Grape Expectations
Natalie Coughlin's approach to her wine label is hands-on. The former Olympic swimmer does everything at the Saint Helena, Calif., winery, from sampling grapes to designing imagery for the bottles. But “hands-on” is literal, too: Now in her fourth year of harvesting and production, Coughlin has learned that her favorite part of winemaking involves physically diving in.
It’s called punching down. While pinot noir grapes are fermenting in four-foot square bins, they must be vigorously stirred down, or punched. Wineries often do this with equipment—both because of the frequency (at least twice every day) and the difficulty (not everyone can stir through four feet of grapes without assistance).
For Coughlin, however, it’s simply a joy—even if she must sanitize her arms from shoulders to fingertips before plunging them in. “You’re kind of swimming through the wine just with your arms,” she says.
“And as a swimmer, of course, I have really long arms. It’s perfect.”
That’s just one way the 38-year-old Coughlin’s second career has felt as natural as her first: She earned 12 Olympic medals from 2004 to ’12, tied for the most ever by a female swimmer. Coughlin grew up in Vallejo, close to Napa Valley, and her parents loved going to wine tastings, a habit Natalie picked up after she turned 21. As often as possible, she made time for a glass of wine at night, even with the demanding requirements of her sport.
“I just loved the process of it,” she says. “I loved the entire ritual of drinking wine. Just like I love the ritual of making my coffee every morning, I love having a glass of wine with dinner. And so I saw it as something I could do in moderation while training.”
She didn’t plan for her passion to become a job, though she had always admired the wine career of a close friend, Shaina Harding, who had worked her way from cellar rat to associate winemaker at a local vineyard. When Harding decided she was ready to make her own wine in 2017, she thought she had the ideal business partner in Coughlin.
“I said yes immediately, without knowing what that would mean,” Coughlin says. “That’s kind of my style—and maybe that’s where sports come in. Swimming has given me such confidence that, maybe stupidly, I’ll accept an opportunity like that and figure it out as I go.”

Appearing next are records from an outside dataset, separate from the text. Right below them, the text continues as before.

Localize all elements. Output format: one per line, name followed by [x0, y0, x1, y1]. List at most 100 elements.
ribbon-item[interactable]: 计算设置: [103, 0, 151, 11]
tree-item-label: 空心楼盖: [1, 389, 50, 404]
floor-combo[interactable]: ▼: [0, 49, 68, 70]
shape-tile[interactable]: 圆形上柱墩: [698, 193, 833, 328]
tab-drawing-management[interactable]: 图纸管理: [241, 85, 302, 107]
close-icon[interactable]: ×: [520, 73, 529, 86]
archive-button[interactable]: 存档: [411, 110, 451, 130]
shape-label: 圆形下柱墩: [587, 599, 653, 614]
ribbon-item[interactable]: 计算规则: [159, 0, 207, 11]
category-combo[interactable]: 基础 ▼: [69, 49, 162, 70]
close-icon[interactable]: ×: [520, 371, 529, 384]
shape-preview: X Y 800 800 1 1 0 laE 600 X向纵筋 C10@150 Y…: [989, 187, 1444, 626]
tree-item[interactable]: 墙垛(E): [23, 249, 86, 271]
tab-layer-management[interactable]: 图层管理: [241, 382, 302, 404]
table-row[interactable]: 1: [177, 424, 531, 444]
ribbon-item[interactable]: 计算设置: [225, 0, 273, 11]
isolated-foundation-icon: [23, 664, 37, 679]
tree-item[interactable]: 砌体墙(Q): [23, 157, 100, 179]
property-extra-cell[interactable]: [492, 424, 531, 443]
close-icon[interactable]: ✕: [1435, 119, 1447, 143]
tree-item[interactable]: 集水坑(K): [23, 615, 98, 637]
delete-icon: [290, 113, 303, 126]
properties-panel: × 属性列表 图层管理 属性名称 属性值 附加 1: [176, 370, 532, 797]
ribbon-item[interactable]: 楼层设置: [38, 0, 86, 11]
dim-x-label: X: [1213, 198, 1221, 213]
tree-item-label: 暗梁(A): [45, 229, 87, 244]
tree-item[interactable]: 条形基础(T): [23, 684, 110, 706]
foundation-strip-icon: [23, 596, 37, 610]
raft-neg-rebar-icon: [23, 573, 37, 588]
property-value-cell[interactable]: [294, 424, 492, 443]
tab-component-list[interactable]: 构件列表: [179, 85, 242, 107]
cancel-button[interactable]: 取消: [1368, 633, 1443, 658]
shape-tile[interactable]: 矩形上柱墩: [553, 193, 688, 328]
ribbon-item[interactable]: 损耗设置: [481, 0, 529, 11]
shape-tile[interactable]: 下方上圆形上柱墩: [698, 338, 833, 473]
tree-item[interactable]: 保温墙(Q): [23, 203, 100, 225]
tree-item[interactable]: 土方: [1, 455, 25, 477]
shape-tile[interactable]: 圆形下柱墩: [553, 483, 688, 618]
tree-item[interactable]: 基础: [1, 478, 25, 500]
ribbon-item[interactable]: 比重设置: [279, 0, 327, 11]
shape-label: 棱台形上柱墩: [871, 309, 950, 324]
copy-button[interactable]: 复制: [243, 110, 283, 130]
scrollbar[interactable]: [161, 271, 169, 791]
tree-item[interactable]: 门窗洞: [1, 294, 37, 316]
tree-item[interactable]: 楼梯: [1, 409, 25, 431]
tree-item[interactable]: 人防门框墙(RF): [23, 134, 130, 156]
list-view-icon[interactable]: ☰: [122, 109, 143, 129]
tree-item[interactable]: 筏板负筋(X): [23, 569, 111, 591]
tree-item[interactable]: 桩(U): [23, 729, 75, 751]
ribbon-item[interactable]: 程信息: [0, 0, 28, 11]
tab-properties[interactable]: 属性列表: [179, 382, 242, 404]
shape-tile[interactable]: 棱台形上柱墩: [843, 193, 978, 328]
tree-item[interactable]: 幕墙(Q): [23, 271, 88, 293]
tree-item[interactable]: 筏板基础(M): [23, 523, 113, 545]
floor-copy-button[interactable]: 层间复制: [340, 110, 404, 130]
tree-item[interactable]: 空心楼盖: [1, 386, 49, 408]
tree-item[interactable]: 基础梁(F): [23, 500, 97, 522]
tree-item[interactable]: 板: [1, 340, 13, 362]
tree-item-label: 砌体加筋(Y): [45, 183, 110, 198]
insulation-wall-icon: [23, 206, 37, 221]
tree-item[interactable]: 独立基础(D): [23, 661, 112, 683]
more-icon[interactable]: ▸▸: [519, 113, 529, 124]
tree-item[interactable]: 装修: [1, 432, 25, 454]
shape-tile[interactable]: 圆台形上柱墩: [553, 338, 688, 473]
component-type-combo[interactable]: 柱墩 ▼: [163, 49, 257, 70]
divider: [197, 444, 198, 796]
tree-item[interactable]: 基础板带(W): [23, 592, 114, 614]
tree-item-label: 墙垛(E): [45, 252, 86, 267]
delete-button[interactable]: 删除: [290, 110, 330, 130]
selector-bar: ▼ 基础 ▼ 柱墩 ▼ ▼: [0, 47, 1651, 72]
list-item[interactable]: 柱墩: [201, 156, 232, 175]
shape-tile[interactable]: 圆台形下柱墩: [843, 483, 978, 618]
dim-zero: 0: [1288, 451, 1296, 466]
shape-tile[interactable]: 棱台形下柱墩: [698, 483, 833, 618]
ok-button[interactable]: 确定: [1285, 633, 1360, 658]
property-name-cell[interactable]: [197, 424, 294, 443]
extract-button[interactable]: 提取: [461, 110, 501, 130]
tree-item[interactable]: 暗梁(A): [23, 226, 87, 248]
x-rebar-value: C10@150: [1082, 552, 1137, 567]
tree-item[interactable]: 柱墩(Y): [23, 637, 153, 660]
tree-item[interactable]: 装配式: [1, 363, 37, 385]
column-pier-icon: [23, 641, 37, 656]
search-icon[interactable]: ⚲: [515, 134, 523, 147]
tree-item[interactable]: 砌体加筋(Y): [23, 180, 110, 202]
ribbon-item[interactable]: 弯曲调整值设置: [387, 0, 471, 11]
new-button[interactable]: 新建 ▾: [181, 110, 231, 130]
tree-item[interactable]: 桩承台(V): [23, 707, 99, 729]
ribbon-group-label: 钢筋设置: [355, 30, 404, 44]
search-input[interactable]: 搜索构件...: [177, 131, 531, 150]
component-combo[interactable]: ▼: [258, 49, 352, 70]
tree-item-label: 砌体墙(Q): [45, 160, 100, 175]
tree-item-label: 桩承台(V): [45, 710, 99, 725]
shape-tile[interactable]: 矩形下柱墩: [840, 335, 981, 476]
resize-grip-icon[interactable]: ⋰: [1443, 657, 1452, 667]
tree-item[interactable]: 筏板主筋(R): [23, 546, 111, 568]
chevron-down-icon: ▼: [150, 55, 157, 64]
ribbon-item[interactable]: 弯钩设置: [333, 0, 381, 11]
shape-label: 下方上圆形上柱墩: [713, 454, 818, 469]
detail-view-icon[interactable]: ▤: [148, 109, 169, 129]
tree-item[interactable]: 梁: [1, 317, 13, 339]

Harding brought technical expertise, and Coughlin had the promotional skills, honed during her career as a world-class athlete. “I’d never managed my personal brand or anything like that,” Harding says, “but Natalie’s been doing that since she was a teenager.” The pair decided to name the label Gaderian Wines, after an Old English word meaning to gather, and off they went.
Coughlin enrolled in classes on viticulture and oenology at UC Davis, but her most important lessons came from working alongside Harding—asking her business partner to treat her “like an intern,” she says. “There’s only so much you can read or learn from a book. You really have to learn by doing it, and the wine is—it’s alive. When you’re making it, it’s bubbling, it’s making noises, smells are coming off of it. It’s all so different as the process goes on.”
Years of tastings had made Coughlin a relatively educated drinker, but it wasn’t until she began making wine herself that she learned just how the taste develops over the various stages of production, and how different it might be from one harvest to the next. “Like our 2019 chenin blanc had all these wonderful pineapple notes, just as a result of how things ripened that year and the growing conditions,” Coughlin explains. “And the 2018 had been great, but we’d made it exactly the same, used the same fruit, and it came out differently. That’s kind of the fun of all this.”
The actual production, of course, is only half the battle. The rest comes in packaging and promoting—where the winemakers have tried to position their label as open and approachable, writing the descriptions of their vintages on their website in the language of a friend giving a recommendation. (Of the 2018 Invisible Vineyard chardonnay: “You’ve got to get you some of this! It tastes like a creamsicle melted in your mouth.”)
“I wasn’t quite sure how detail-oriented [Natalie] was going to want to be with the production and the labels and the photographs, but she’s been so into crafting the brand and all those subtle details,” Harding says. “She’s just as fiercely competitive in the wine industry as she was when she was a swimmer.”
Coughlin and Harding remain the only two full-time employees for Gaderian, happy to keep the label relatively small. But 2020, unsurprisingly, has been tricky. Smoke from the California wildfires damaged their fruit, which is sourced from local growers. COVID-19 affected restaurant and retail distribution. For now, most sales of their five varietals, which range from $26 (2019 rosé) to $45 (2018 pinot noir and 2018 Petit Syrah), come from online.
Coughlin also faced a happier sort of obstacle: Pregnant this summer, she could taste the wine that was in production only by sampling it and then spitting it out. (She and her husband, Ethan Hall, had their second child in October.) Now she and Harding hope to pick back up at full speed in 2021.
“It’s just one of my passions,” Coughlin says. “I’m hands-on because I love this.”
Even when it means a shoulder-deep swim into fermenting grapes.